どんなにアタシが一方的に話していても、ヴィンセントは必ず話を聞いてくれてて、変な方向に行くと鋭くつっこんでくれて、なんか、それが心地いいんだ・・・。どうしてなんだろう。

「アンタにさ、いろいろ聞きたかったんだ。ルクレツィアさんに、ちゃーんと伝えた?シェルクが心配していたよ。」

「ああ。大丈夫だ。」

「ほんとかなー。」

「何故だか、ユフィには信用してもらえないのだな。私は・・・。」

「だってー、嘘つくの下手なくせに嘘つくじゃん!あ、またルクレツィアさんに嘘ついてないだろーな。」

「私は嘘はついていない。それよりユフィ?お酒飲んだのか?少し悪酔いしているぞ。」

「いいじゃん!今年でハタチですから!それより、質問にこたえて!アンタの身体の中のカオスはどうなったの?魔物たちは?」

「大丈夫だ。アレ以来、カオスには変身しなくなった。だが、本当の所は私にも解らない・・・。」

「えーー。それは早く身体調べてもらった方がいいよ!あとさ、ルクレツィアさんの事、どうするの?出てくるの待つの?」

「・・・。もう会わない。」

「え?うそーー、アンタは生涯に一人しか愛せない男だと思ってた。出てくるのを待って・・・とかすると思った!」

「ルクレツィアとの事は、今回の事でケリがついたからな。これ以上は引きずらないで、生きてみようと。」

「えー、凄い進歩じゃん!ねえ、じゃあ、どうすんのこれから?」

「とりあえず・・・仕事を・・・。留守の間にたくさんの着信が携帯に入っていた。お前のもあるが、リーブからも。」

「そっかー。おっちゃん、アンタにも声かけてたんだね。じゃあさ、WROで一緒にはたらこ!」

「そうだな。それも悪くない。」

「なんか、不思議だね。アタシとヴィンセントが同じ所の同僚とか。あ、アタシがセンパイかな?」

「ユフィがセンパイだと、いろいろ面倒だな。」

「それ、どう言う意味だ!」

「そういう意味だ。」

その日は結局話が長くなって、眠りにつくのは遅くなった。それぞれお風呂に入ってから、眠りについた。ヴィンセントには、ベッドで寝てもらおうとしたけど、何故か遠慮してソファーで眠ってしまった。なので結局アタシがベッドで眠った。

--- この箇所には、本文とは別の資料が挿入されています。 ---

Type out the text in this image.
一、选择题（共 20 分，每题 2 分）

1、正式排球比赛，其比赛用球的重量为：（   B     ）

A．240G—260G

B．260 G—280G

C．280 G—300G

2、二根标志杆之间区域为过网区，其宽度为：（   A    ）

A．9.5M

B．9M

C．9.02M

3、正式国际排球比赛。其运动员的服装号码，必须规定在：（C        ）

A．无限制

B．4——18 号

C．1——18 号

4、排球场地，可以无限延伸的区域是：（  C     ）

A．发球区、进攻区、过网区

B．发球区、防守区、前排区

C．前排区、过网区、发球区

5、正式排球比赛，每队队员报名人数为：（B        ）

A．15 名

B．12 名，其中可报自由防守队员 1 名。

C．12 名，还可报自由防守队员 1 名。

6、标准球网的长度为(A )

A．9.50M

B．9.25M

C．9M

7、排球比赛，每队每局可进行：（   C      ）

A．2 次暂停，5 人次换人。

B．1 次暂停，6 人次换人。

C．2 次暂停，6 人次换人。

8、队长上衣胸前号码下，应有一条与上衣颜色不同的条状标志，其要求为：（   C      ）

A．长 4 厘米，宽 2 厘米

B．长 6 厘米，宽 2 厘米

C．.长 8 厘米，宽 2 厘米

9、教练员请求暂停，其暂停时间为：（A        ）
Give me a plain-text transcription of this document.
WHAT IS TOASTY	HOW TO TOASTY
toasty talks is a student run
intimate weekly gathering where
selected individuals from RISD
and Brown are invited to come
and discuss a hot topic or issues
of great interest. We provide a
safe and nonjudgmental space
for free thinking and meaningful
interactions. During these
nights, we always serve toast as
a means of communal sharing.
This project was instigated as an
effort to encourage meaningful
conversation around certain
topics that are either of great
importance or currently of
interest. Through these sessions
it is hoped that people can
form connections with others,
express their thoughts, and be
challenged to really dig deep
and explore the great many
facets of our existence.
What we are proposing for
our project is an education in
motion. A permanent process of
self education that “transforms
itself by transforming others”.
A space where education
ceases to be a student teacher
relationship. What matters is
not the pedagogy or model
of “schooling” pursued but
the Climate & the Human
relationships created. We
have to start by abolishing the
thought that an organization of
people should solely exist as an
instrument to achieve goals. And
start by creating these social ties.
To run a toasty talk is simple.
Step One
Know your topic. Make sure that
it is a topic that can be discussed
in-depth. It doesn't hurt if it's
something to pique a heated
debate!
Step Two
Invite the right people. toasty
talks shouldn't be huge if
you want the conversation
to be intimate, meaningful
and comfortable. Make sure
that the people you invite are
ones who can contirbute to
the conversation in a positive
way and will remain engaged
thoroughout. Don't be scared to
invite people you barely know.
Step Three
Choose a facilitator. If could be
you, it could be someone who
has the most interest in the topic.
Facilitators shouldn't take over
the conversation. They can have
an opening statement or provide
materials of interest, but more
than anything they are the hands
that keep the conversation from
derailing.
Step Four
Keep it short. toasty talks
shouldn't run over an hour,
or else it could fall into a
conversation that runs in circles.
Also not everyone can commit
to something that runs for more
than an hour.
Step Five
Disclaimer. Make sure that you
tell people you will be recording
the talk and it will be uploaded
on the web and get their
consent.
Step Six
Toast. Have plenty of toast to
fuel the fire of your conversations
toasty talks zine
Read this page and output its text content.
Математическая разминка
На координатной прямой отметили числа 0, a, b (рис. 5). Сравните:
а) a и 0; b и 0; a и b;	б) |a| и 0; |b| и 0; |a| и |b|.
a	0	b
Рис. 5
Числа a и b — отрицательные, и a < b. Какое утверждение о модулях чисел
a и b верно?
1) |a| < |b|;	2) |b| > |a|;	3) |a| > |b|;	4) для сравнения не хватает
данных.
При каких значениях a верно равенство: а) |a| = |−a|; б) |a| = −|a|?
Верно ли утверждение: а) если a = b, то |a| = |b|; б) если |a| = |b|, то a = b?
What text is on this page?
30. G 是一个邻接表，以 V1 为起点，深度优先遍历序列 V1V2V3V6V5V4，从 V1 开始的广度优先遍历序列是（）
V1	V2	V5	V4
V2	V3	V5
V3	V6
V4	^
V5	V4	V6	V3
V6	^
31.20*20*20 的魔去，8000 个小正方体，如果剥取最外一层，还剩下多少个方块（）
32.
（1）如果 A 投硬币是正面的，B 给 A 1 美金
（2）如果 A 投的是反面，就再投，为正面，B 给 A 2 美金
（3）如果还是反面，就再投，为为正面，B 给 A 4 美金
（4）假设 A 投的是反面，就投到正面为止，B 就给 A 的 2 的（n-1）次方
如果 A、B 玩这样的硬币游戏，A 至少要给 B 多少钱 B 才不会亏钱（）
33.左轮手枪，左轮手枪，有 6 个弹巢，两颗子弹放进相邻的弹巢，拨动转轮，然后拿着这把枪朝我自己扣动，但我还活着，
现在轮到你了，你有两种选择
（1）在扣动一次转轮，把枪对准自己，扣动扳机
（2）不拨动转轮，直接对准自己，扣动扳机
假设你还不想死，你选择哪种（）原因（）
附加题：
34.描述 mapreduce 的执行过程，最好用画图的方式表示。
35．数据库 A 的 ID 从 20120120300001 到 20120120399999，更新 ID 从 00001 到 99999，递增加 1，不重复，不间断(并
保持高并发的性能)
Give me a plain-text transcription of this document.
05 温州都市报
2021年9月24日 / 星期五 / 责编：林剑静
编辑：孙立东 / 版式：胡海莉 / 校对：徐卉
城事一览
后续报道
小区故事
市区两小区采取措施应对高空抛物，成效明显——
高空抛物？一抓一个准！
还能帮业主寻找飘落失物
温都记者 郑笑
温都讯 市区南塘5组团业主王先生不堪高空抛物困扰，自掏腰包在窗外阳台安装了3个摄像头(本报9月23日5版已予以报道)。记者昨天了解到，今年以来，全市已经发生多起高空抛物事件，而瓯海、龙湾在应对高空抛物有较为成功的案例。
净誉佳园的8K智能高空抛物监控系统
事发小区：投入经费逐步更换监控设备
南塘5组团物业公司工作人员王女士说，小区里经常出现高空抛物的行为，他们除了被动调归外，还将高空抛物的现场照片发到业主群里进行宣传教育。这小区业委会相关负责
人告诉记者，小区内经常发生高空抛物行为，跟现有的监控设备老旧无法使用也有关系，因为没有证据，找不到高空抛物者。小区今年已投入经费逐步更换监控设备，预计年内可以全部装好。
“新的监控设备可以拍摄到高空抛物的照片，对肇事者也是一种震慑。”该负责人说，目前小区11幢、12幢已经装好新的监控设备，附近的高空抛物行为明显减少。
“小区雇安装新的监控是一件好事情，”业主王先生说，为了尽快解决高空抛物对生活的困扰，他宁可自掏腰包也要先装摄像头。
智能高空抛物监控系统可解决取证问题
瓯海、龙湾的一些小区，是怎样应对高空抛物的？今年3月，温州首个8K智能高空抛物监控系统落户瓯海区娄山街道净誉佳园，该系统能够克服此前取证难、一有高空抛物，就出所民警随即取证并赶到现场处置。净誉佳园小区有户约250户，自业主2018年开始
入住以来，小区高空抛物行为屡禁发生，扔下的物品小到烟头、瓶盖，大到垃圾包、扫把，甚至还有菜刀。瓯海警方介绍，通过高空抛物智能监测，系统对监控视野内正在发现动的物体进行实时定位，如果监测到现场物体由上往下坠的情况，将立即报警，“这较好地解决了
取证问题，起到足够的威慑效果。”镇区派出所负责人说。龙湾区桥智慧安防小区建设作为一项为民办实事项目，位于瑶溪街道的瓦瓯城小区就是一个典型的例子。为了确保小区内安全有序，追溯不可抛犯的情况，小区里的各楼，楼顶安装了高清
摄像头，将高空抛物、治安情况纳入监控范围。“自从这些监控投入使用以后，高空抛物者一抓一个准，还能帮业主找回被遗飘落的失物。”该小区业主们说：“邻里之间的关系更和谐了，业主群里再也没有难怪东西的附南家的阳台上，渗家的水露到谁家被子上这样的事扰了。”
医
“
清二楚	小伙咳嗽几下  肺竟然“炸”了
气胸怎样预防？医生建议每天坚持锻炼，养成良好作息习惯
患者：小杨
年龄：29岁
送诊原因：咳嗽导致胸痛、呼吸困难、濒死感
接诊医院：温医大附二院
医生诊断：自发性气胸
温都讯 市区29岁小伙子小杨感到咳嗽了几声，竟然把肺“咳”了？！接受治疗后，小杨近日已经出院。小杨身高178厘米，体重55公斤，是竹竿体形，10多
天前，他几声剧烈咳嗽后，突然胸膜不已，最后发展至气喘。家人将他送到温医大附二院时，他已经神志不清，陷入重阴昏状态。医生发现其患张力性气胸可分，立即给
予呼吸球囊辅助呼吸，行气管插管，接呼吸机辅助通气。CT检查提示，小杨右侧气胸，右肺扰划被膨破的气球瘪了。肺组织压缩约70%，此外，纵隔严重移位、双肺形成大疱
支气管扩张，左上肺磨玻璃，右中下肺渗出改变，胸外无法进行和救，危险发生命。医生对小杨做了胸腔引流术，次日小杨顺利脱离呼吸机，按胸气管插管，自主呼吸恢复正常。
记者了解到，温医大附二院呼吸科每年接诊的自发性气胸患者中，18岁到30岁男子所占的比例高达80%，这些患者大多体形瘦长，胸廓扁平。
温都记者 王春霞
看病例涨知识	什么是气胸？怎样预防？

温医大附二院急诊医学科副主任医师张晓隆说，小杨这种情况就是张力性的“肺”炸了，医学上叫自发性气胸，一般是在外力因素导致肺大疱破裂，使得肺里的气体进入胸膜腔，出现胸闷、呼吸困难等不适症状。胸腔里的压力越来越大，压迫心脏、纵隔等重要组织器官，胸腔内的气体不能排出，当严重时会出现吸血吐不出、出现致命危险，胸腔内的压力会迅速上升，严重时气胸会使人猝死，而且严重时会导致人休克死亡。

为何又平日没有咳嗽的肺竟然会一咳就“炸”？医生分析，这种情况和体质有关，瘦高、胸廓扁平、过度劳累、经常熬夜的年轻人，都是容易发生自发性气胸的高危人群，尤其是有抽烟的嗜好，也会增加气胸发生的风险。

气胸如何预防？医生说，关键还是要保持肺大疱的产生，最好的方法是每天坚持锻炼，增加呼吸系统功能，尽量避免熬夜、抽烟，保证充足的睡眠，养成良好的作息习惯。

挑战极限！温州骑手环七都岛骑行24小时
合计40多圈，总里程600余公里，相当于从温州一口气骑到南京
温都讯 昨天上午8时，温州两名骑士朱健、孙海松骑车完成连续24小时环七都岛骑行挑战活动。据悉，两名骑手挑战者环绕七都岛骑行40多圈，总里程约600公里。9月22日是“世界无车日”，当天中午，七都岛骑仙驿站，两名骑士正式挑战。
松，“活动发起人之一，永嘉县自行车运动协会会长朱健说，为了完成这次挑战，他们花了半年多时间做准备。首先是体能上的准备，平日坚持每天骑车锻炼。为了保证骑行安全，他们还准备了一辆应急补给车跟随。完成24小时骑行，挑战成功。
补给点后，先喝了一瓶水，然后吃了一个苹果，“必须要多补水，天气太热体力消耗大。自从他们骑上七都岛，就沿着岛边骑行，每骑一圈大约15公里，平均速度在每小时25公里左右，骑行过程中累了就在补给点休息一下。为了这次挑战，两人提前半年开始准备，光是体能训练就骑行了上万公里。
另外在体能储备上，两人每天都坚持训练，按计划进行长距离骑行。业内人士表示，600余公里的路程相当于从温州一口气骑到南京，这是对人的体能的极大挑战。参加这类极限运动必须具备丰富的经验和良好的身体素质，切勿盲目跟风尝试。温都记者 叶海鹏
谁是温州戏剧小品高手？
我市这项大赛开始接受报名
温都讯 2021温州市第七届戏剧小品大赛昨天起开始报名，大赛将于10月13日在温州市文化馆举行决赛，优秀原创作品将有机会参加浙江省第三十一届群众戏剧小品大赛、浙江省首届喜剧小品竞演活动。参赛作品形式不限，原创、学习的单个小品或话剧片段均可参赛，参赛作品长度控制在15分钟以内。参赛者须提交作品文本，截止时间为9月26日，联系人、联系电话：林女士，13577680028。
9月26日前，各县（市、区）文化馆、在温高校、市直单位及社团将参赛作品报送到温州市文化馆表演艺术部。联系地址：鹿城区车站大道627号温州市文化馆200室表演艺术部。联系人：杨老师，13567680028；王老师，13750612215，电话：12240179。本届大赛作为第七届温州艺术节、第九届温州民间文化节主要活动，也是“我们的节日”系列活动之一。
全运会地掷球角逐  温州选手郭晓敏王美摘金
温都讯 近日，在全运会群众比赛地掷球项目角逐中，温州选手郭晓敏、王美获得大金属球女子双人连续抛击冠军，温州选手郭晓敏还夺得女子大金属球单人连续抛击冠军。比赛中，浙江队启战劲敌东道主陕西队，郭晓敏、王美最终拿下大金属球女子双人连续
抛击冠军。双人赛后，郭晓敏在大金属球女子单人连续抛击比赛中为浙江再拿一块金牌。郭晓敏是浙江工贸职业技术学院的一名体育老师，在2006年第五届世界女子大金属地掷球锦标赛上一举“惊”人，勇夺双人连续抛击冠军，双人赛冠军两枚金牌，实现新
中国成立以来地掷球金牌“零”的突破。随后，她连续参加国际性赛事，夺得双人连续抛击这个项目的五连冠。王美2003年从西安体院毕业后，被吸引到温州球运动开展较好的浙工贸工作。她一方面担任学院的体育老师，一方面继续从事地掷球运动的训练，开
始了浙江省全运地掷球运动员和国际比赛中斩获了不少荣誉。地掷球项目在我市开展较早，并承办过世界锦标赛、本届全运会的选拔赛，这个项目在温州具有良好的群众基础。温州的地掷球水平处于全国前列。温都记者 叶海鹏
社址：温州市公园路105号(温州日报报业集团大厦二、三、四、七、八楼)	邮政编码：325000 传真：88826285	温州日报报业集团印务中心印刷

翌日、ヴィンセントは早く起きて、WROに向かった。そこで身体検査を受けたんだけど・・・結果は・・・。

何も終わってなんていなかった。ううん。確かに、カオスはいなくなってるって。でもエンシェントマテリアが体内に残っていて、それから三体の魔物たちも残っていて、そのせいで不老不死の身体には変化がない・・・・。それが答えだった。

ヴィンセントはあっさり、そうかと言うだけでそれ以上表情を変えたりもしなかった。本人はそこは諦めているのかなあ。

それでもなあ、そこが重要なんじゃないかって思うんだ。

人間として生命として、血が流れてて、息をしていて・・・鼓動を感じられる・・・それから・・・。

ヴィンセントが前に胸に穴が開くほどの大けがをしたとき、血は出ていなかった・・・。

血液流れてないのかな?疑問点は多過ぎて。アタシにはよくわかんないや。

そんな中、ヴィンセントもWROへの参加を決めた。家もエッジに移して、アタシの家の近くに越して来た。